# of divers

Wednesday, April 10, 2013

Wineoceros Wednesday: Attack of the Killer Tomatoes Wine

It has come to my attention recently that there's a contingent of folks out in spanky winetown making "wine" with anything and everything other than traditional grapes.
 
 
Indeed my friends, there's a surplus of 'fruit and plant wine' being made from the fermented juices of a wide range of base ingredients.

Ingredients such as:
 
rhubarb
dandelion
rose hips
huckleberry
cashew
quince
pomegranate
persimmon
mango
blackcurrant
banana
 
 
Banana?
Not Buddha Bananas, but common everyday banana-nanas*


Finally!
A new use for bad bananas other than bread!
 
 
My question.
Can it actually be deemed as wine?
 
Well, it certainly can't in the EU, by its very standard that it must be made from fermented grape juice, but that's not where it's being produced.

Seems that Africa, the Philippines, and the French Caribbean, have well taken the lead on this market, and I for one, am dying to get my hands on a taste.
 
 
Natali Vineyards sells a dessert version said to have the 'aroma of ripe bananas in the foreground and the bouquet of honeynuts in the background with notes of dried figs.'
 
Perhaps a small pour with a creme brulee as a sticky-sweet nightcap?
 
Perhaps it's so sickening-sweet, it's completely revolting?
 
As if the universe of grape fermented wine wasn't overwhelming enough on its own, there's a whole galaxy of lonesome fruits out there just vying to be explored, and they are certainly no shrinking violets I tells ya.
 
 To further diminish any apple of discord, the Omerto Company of Quebec, Canada has successfully made a tomato wine.
 
 
 I can't help but dream up that it's been procured from docile fruit, such as those starring in the cult film, Attack of the Killer Tomatoes, but I've no place in making such brazen judgement seeing that I've yet to give it a go.
 
 
Surprisingly, it's touted as a lovely version of wine. Made using 'subarctic, yellow and black cherry tomatoes.' It has been described as having a nose of subtle fruit with zesty aspects, and a bit honey-sweet.

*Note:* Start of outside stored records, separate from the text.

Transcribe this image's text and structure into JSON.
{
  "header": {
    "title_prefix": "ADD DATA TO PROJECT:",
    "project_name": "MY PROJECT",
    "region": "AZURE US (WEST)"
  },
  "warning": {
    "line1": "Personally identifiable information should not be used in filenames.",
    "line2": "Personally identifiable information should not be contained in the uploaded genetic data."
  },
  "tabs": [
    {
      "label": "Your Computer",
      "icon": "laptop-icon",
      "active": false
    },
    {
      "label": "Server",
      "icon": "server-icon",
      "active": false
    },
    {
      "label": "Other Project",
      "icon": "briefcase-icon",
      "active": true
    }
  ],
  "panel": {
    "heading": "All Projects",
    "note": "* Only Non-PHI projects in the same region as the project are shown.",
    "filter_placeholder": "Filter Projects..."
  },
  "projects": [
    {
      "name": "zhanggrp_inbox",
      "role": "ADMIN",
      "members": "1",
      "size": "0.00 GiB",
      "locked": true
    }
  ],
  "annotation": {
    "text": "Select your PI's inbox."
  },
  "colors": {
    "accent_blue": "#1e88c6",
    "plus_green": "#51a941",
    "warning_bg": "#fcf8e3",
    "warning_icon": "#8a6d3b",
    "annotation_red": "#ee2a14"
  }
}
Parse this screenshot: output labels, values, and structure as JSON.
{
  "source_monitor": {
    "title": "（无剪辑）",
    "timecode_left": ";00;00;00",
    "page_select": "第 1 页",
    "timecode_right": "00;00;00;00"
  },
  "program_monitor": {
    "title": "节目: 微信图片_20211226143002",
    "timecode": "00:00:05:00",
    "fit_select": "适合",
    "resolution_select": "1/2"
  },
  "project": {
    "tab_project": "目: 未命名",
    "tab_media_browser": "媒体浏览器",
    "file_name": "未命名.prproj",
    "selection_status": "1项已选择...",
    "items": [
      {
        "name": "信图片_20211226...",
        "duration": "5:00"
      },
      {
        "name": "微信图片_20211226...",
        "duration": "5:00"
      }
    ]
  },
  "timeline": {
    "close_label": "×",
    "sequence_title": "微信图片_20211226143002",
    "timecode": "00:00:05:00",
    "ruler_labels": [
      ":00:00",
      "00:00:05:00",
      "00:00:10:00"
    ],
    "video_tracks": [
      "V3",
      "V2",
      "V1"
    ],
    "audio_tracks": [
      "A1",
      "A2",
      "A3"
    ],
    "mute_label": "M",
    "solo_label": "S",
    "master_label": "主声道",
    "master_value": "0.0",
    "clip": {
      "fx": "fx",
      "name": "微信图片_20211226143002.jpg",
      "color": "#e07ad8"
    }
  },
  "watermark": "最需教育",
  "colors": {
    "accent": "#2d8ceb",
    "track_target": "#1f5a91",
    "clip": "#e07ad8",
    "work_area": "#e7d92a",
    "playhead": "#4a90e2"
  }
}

Perhaps pairing it with an fresh herbed chevre would be really, rather lovely? I imagine it would be brilliant in a tomato wine sauce.
 
At any rate, sales are soaring for the tomato wine-makers. Why in 2012 alone, the company sold an excess of 34,000 bottles! Seems there's enough interest in those vying to try the atypical sort of fruit wine, myself included.
 

Good or bad idea?
 
My curiosity knows no boundaries.

*You must excuse me as I have to remember how may 'na's' to include with each spelling of banana.